Sin embargo, si el Banco Central logra renovar sus repos con entidades financieras del exterior, esta brecha podría reducirse a aproximadamente USD 4.000 millones. Aún así, esta brecha es significativa para una economía que continúa trabajando en la reconstrucción de sus reservas.
Opciones de financiamiento
Para superar dicha brecha, JP Morgan menciona dos posibles estrategias: la emisión de deuda en los mercados internacionales —siempre que el Gobierno esté dispuesto a conformarse con los rendimientos de mercado vigentes— o recurrir a fuentes alternativas de financiamiento. La elección entre estas opciones dependerá, en gran medida, de las circunstancias del mercado conforme avanza el calendario electoral.
Una estrategia proactiva para 2027
Frente a este escenario, JP Morgan resalta que las autoridades ya están trabajando de manera proactiva para prefinanciar las necesidades del año 2027, buscando así construir lo que el banco define como “antifragilidad”: fortalecer la posición financiera antes de que las incertidumbres electorales provoquen desestabilización en el mercado de deuda. Encaminada a ello, la entidad anticipa la colocación de USD 2.500 millones adicionales en Bonares durante el segundo semestre de este año, además de los USD 4.000 millones ya comprometidos para 2026.

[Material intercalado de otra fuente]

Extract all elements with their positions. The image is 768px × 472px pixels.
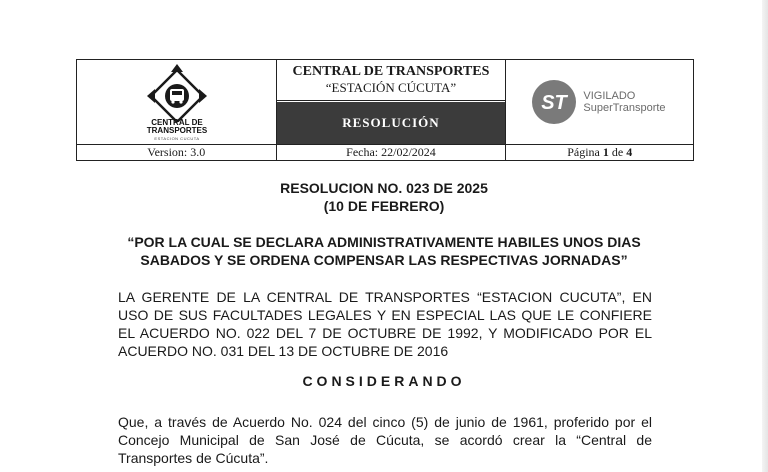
- document-header-table: [76, 59, 694, 161]
- pagina-mid: de: [608, 145, 627, 159]
- resolution-title: [118, 233, 650, 269]
- resolution-title-line1: “POR LA CUAL SE DECLARA ADMINISTRATIVAMENTE HABILES UNOS DIAS: [127, 234, 641, 250]
- st-mark: ST: [541, 92, 568, 114]
- pagina-prefix: Página: [567, 145, 603, 159]
- title-cell: [276, 60, 506, 101]
- logo-cell: [77, 60, 277, 145]
- central-transportes-logo: [77, 60, 277, 144]
- supertransporte-cell: [506, 60, 694, 145]
- considerando-heading: CONSIDERANDO: [302, 373, 466, 389]
- preamble-paragraph: LA GERENTE DE LA CENTRAL DE TRANSPORTES “ESTACION CUCUTA”, EN USO DE SUS FACULTADES LEGALES Y EN ESPECIAL LAS QUE LE CONFIERE EL ACUERDO NO. 022 DEL 7 DE OCTUBRE DE 1992, Y MODIFICADO POR EL ACUERDO NO. 031 DEL 13 DE OCTUBRE DE 2016: [118, 289, 652, 359]
- logo-small-text: ESTACION CUCUTA: [154, 136, 200, 141]
- vigilado-text: VIGILADO: [583, 90, 636, 102]
- resolution-heading: [0, 179, 768, 215]
- version-cell: Version: 3.0: [77, 145, 277, 161]
- fecha-cell: Fecha: 22/02/2024: [276, 145, 506, 161]
- resolution-date: (10 DE FEBRERO): [323, 198, 445, 214]
- pagina-number: 1: [602, 145, 609, 159]
- pagina-cell: [506, 145, 694, 161]
- considerando-paragraph: Que, a través de Acuerdo No. 024 del cinco (5) de junio de 1961, proferido por el Concejo Municipal de San José de Cúcuta, se acordó crear la “Central de Transportes de Cúcuta”.: [118, 414, 652, 466]
- supertransporte-text: SuperTransporte: [583, 102, 666, 114]
- page-edge: [762, 0, 768, 472]
- doc-type-cell: [276, 101, 506, 145]
- doc-type-bar: RESOLUCIÓN: [277, 102, 506, 144]
- resolution-title-line2: SABADOS Y SE ORDENA COMPENSAR LAS RESPECTIVAS JORNADAS”: [140, 252, 628, 268]
- pagina-total: 4: [626, 145, 633, 159]
- supertransporte-logo-icon: [530, 78, 578, 126]
- document-org-subtitle: “ESTACIÓN CÚCUTA”: [325, 80, 457, 96]
- logo-text-line2: TRANSPORTES: [146, 126, 208, 135]
- logo-text-line1: CENTRAL DE: [151, 118, 203, 127]
- vigilado-label: [583, 90, 665, 114]
- document-org-title: CENTRAL DE TRANSPORTES: [292, 64, 490, 80]
- resolution-number: RESOLUCION NO. 023 DE 2025: [280, 180, 488, 196]
- central-transportes-emblem-icon: [77, 60, 277, 122]
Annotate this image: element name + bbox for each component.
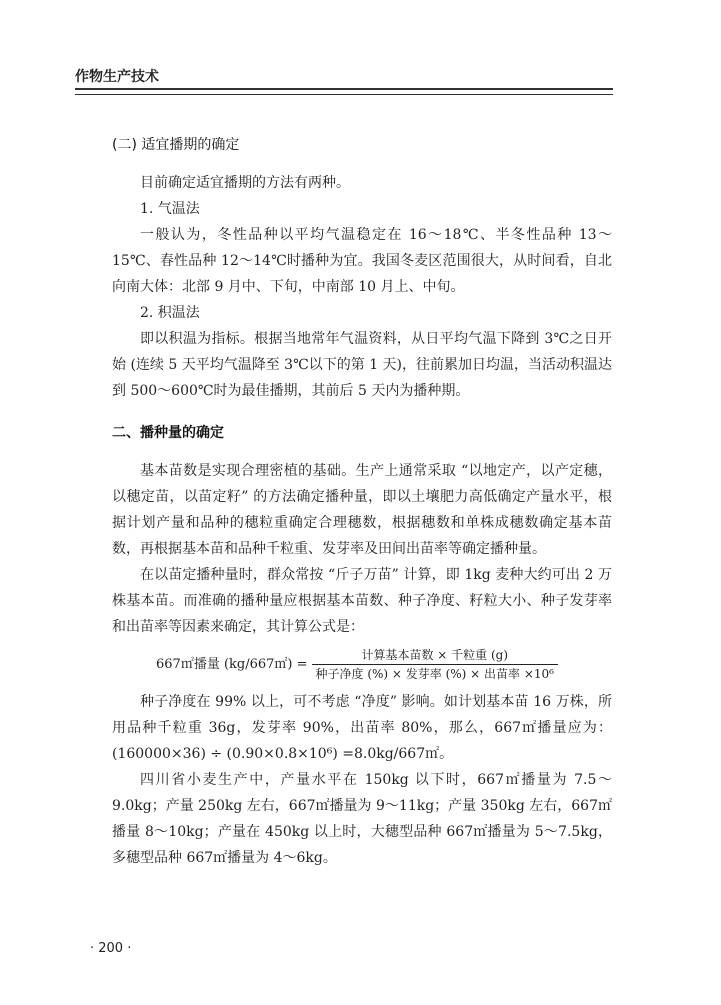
paragraph-intro: 目前确定适宜播期的方法有两种。 <box>140 175 350 191</box>
formula-fraction <box>312 646 558 683</box>
paragraph-sichuan: 四川省小麦生产中，产量水平在 150kg 以下时，667㎡播量为 7.5～9.0kg；产量 250kg 左右，667㎡播量为 9～11kg；产量 350kg 左右，667㎡播量 8～10kg；产量在 450kg 以上时，大穗型品种 667㎡播量为 5～7.5kg，多穗型品种 667㎡播量为 4～6kg。 <box>112 772 612 866</box>
page-number: · 200 · <box>90 941 132 956</box>
method-2-title: 2. 积温法 <box>140 305 200 321</box>
page-body <box>112 132 612 871</box>
method-2-text: 即以积温为指标。根据当地常年气温资料，从日平均气温下降到 3℃之日开始 (连续 5 天平均气温降至 3℃以下的第 1 天)，往前累加日均温，当活动积温达到 500～600℃时为最佳播期，其前后 5 天内为播种期。 <box>112 331 613 399</box>
formula-lhs: 667㎡播量 (kg/667㎡) = <box>156 656 308 672</box>
paragraph-basic-seedlings: 基本苗数是实现合理密植的基础。生产上通常采取 “以地定产，以产定穗，以穗定苗，以苗定籽” 的方法确定播种量，即以土壤肥力高低确定产量水平，根据计划产量和品种的穗粒重确定合理穗数，根据穗数和单株成穗数确定基本苗数，再根据基本苗和品种千粒重、发芽率及田间出苗率等确定播种量。 <box>112 463 612 557</box>
section-heading-seeding-rate: 二、播种量的确定 <box>112 425 224 441</box>
paragraph-rule-of-thumb: 在以苗定播种量时，群众常按 “斤子万苗” 计算，即 1kg 麦种大约可出 2 万株基本苗。而准确的播种量应根据基本苗数、种子净度、籽粒大小、种子发芽率和出苗率等因素来确定，其计算公式是： <box>112 567 612 635</box>
running-head-title: 作物生产技术 <box>75 69 159 85</box>
formula-numerator: 计算基本苗数 × 千粒重 (g) <box>361 648 509 662</box>
section-heading-sowing-date: (二) 适宜播期的确定 <box>112 137 240 153</box>
method-1-text: 一般认为，冬性品种以平均气温稳定在 16～18℃、半冬性品种 13～15℃、春性品种 12～14℃时播种为宜。我国冬麦区范围很大，从时间看，自北向南大体：北部 9 月中、下旬，中南部 10 月上、中旬。 <box>112 227 612 295</box>
header-rule-thin <box>75 94 613 95</box>
method-1-title: 1. 气温法 <box>140 201 200 217</box>
formula-denominator: 种子净度 (%) × 发芽率 (%) × 出苗率 ×10⁶ <box>312 664 558 683</box>
seeding-rate-formula <box>156 646 612 683</box>
header-rule-thick <box>75 88 613 90</box>
paragraph-example: 种子净度在 99% 以上，可不考虑 “净度” 影响。如计划基本苗 16 万株，所用品种千粒重 36g，发芽率 90%，出苗率 80%，那么，667㎡播量应为：(160000×36) ÷ (0.90×0.8×10⁶) =8.0kg/667㎡。 <box>112 694 612 762</box>
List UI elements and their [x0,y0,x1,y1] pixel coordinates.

Esta estrategia está diseñada para acumular fondos anticipadamente, disminuyendo así la exposición a la volatilidad que con frecuencia acompaña los períodos preelectorales en Argentina. J.P. Morgan resalta que “la escala de las obligaciones en moneda extranjera en 2027 y más allá subraya la necesidad de complementar la acumulación de reservas con opciones de financiamiento diversificadas”.

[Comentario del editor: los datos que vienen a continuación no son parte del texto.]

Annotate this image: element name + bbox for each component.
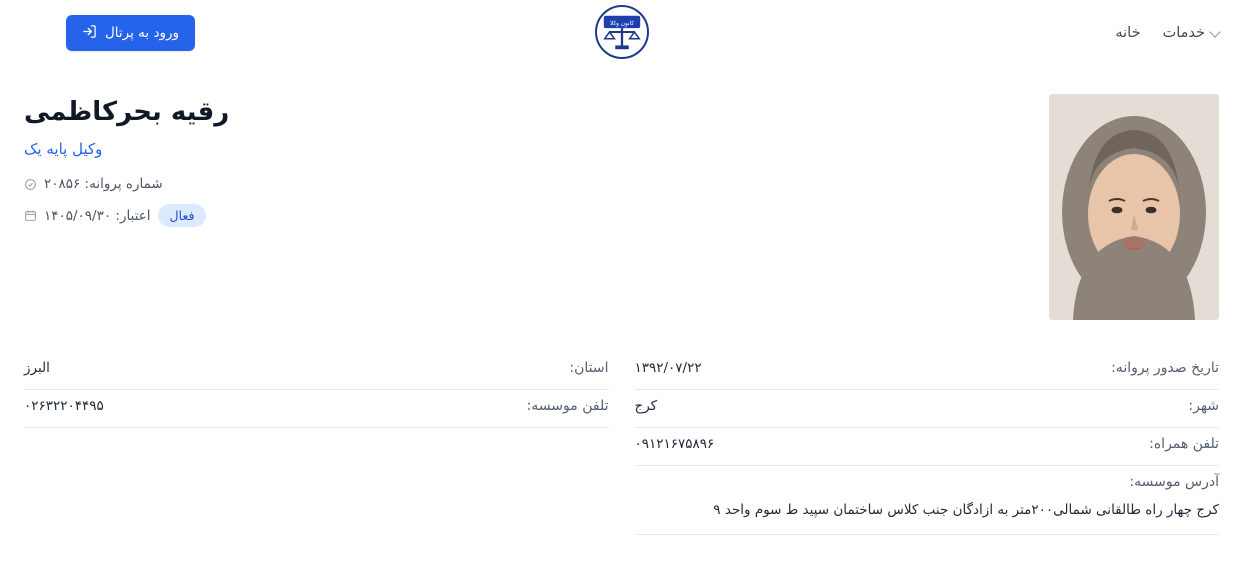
field-value: ۰۹۱۲۱۶۷۵۸۹۶ — [634, 436, 715, 452]
login-icon — [82, 24, 97, 43]
nav-item-services[interactable] — [1163, 25, 1219, 41]
field-city — [635, 390, 1220, 428]
validity-text: اعتبار: ۱۴۰۵/۰۹/۳۰ — [44, 207, 151, 224]
logo-circle — [595, 5, 649, 59]
calendar-icon — [24, 209, 37, 222]
site-logo[interactable] — [594, 4, 650, 60]
field-label: تلفن موسسه: — [526, 398, 609, 414]
scales-of-justice-icon — [599, 9, 645, 55]
field-value: کرج — [634, 398, 658, 414]
portal-login-label: ورود به پرتال — [105, 25, 180, 41]
chevron-down-icon — [1209, 26, 1220, 37]
field-office-address — [635, 466, 1220, 535]
profile-header-row — [24, 66, 1219, 320]
svg-text:کانون وکلا: کانون وکلا — [609, 20, 634, 27]
page-title: رقیه بحرکاظمی — [24, 97, 230, 127]
profile-page — [0, 66, 1243, 535]
profile-photo-illustration — [1049, 94, 1219, 320]
main-navigation — [1115, 0, 1219, 66]
details-column-left — [24, 352, 609, 535]
license-number-row — [24, 176, 1019, 192]
avatar — [1049, 94, 1219, 320]
field-value: کرج چهار راه طالقانی شمالی۲۰۰متر به ازادگان جنب کلاس ساختمان سپید ط سوم واحد ۹ — [713, 502, 1219, 518]
license-number-text: شماره پروانه: ۲۰۸۵۶ — [44, 176, 163, 193]
field-label: آدرس موسسه: — [1129, 474, 1219, 490]
details-column-right — [635, 352, 1220, 535]
nav-item-home[interactable]: خانه — [1115, 25, 1141, 41]
validity-row — [24, 204, 1019, 227]
field-label: شهر: — [1188, 398, 1219, 414]
field-value: ۱۳۹۲/۰۷/۲۲ — [634, 360, 702, 376]
field-mobile-phone — [635, 428, 1220, 466]
badge-check-icon — [24, 178, 37, 191]
status-badge: فعال — [158, 204, 207, 227]
field-label: استان: — [569, 360, 609, 376]
profile-info — [24, 94, 1049, 227]
profile-role: وکیل پایه یک — [24, 140, 103, 159]
field-province — [24, 352, 609, 390]
field-placeholder-2 — [24, 466, 609, 504]
site-header — [0, 0, 1243, 66]
field-label: تلفن همراه: — [1149, 436, 1219, 452]
field-value: ۰۲۶۳۲۲۰۴۴۹۵ — [24, 398, 104, 414]
field-label: تاریخ صدور پروانه: — [1111, 360, 1219, 376]
field-value: البرز — [24, 360, 50, 376]
field-license-issue-date — [635, 352, 1220, 390]
field-office-phone — [24, 390, 609, 428]
nav-item-services-label: خدمات — [1162, 25, 1205, 41]
portal-login-button[interactable] — [66, 15, 195, 51]
details-grid — [24, 352, 1219, 535]
field-placeholder-1 — [24, 428, 609, 466]
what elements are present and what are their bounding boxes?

Proyecciones más tranquilizadoras para 2026
En cuanto a las necesidades de financiamiento para el resto de 2026, el pronóstico de JP Morgan resulta más alentador. Se estima que las necesidades en moneda local entre junio y diciembre equivalen al 6,9% del PBI, mientras que las de moneda extranjera alcanzan el 1,6% del PBI. Estas últimas deberían ser manejables incluso si solo se renueva el 80% de la deuda en pesos, gracias a los ingresos provenientes de emisiones de deuda en dólares locales, préstamos externos apoyados por organizaciones multilaterales y fondos esperados de privatizaciones.
Fortalezas macroeconómicas
El análisis del banco también resalta la robustez del esquema macroeconómico, afirmando que “el compromiso de la administración Milei con el equilibrio fiscal permanece intacto”, a pesar de la caída de ingresos experimentada durante el año. En mayo, el superávit primario alcanzó USD 1.400 millones, superando las predicciones del propio banco, y acumulando un 0,8% del PBI a lo largo del año. Además, el resultado global, que incluye el pago de intereses, también presentó un superávit equivalente al 0,2% del PBI.